James Thurber -- The Thin Red Leash

Dec 14, 2007 13:51

"Skepticism is a useful tool of the inquisitive mind, but it is scarcely a method of investigation."--James Thurber

Something I've been wanting to post for a long time is this hilarious Thurber tale I read some weeks ago:

The Thin Red Leash

It takes courage for a tall thin man to lead a tiny Scotch terrier pup on a smart red leash in our neighborhood, that region bounded roughly (and how!) by Hudson and West Streets, where Village takes off its Windsor tie and dons its stevedore corduroys. Here men are guys and all dogs are part bull. Here "cute" apartments stand quivering like pioneers on the prairie edge.

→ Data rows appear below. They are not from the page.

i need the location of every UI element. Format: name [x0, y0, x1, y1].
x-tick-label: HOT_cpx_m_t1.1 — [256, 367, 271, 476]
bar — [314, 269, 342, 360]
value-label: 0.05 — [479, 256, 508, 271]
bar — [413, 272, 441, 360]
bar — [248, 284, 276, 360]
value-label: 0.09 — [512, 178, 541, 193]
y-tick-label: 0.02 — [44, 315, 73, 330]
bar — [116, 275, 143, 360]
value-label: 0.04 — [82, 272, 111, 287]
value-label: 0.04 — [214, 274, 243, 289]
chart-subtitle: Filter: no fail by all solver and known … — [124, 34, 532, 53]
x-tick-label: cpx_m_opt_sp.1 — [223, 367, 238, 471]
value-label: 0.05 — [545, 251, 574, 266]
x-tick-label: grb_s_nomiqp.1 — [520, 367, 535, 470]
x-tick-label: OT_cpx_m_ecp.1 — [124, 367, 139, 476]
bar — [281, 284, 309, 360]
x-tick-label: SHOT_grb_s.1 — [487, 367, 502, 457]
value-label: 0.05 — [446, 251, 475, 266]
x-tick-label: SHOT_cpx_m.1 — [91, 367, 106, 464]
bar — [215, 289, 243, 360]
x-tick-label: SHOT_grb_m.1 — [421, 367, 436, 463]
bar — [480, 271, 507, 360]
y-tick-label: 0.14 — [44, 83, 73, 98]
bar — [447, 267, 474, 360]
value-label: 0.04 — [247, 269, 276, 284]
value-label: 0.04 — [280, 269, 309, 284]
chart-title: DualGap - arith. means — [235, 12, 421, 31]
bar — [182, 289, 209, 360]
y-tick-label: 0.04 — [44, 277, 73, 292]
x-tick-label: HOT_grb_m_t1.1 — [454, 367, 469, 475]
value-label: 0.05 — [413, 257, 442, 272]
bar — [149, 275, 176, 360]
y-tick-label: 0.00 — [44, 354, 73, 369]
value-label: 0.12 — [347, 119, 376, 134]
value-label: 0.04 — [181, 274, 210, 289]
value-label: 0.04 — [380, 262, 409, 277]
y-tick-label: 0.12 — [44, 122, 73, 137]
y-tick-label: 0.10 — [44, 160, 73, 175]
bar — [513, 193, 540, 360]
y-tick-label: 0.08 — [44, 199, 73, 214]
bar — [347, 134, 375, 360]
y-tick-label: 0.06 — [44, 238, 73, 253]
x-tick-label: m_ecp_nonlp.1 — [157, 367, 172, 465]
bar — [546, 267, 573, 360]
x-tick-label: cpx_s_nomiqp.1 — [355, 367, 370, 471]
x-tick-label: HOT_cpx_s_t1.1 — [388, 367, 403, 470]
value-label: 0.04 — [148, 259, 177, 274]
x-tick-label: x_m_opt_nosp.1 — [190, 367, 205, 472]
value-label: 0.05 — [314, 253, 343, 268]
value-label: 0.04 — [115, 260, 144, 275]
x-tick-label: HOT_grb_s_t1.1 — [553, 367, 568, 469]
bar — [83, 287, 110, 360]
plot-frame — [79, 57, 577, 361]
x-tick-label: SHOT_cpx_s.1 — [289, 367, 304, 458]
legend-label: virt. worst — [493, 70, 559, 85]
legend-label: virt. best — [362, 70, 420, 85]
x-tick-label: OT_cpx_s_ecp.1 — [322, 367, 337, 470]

The first day that I sallied forth with Black Watch III bounding tinily at the street end of the thin red leash, a cement finisher, one of the crowd that finds an esoteric pleasure in standing on the bleak corner of Hudson and Horatio Streets, sat down on the sidewalk and guffawed. There were hoots and whistles.

It was apparent that the staunch and plucky Scotch terrier breed was, to these uninitiated bulldog-lovers, the same as a Pekingese. But Black Watch must have his airing. So I continued to brave such witticisms as "Hey, fella, where's the rest of it?" and--this from a huge steamfitter--"What d'y' say me an' you an' the dog go somewheres and have tea?"

Once a dockworker demanded, in a tone indicating he would not take Black Watch III for an answer, "What's that thing's name?"

My courage failed me. "Mike," I said, giving the leash a red-blooded jerk and cursing the Scotty. The whole affair was a challenge to my gumption. I had been scared to call my dog by its right name.

The gang was on hand in full force the next evening. One of them snapped enormous calloused fingers at Black Watch and he bounded away, leash and all, from my grasp.

"Black Watch!" I shouted--if you could call it shouting.

"What did y' call that dog fella?" demanded a man who, I think, blows through truck exhaust whistles to test them.

"Black Watch," said I.

"What's that mean?" he asked menacingly.

"It was a Scottish regiment wiped out at Ypres or somewhere," I said, pronouncing it "Eeprr."

"Wiped out where?" he snarled.

"Wiped out at Wipers, " I said.

"That's better," he said.

I again realized that I had shown the white feather. That night I took a solemn, if not fervent, oath to tell the next heavy-footed lout that flayed my dog to go to hell. The following evening the gang was more numerous than ever. A gigantic chap lunged forward at us. He had the build of a smokestack-wrecker.

"Psst!" he hissed. Black Watch held his ground.

"They're scrappers, these dogs," I protested amiably.

"What d' they scrap--cockroaches?" asked another man, amid general laughter. I realized that now was the time to die. After all, there are certain slurs that you can't take about your dog--gang or no gang. Just then a monstrous man, evidently a former Hudson Duster who lifts locomotives from track to track when the turntables are out of order, lounged out of a doorway.

"Whadda we got here?" he growled.

"Park Avenoo pooch," sneered one gas-house gangster. The train-lifter eyed Black Watch, who was wagging his tail in a most friendly manner.

"Scotty, ain't it?" asked the train-lifter, producing a sack of scrap tobacco.

"Yeah," I said, as easily as I could.

"Damn fine dogs, Scotties," said the train lifter. "You gotta good 'un there, when it puts on some age, scout. Hellcats in a fight, too, I mean. Seen one take the tonsils out of a Airedale one day."

"Yeah?" asked the smokestack-wrecker.

"Yeah," said the train-lifter.

"Yeah," said I.

Several huge hands went down to pat a delighted shaggy head. There were no more catcalls or hoots. Black Watch III had been acquitted of Pomeranianism. We're quite good friends now, Black Watch and the gang and I. They call him Blackie. I am grateful to a kind Fate that had given the train-lifter the chance, between carrying locomotives, to see a Scotty in action.

(The Thin Red Leash appeared in The New Yorker on August 13, 1927.)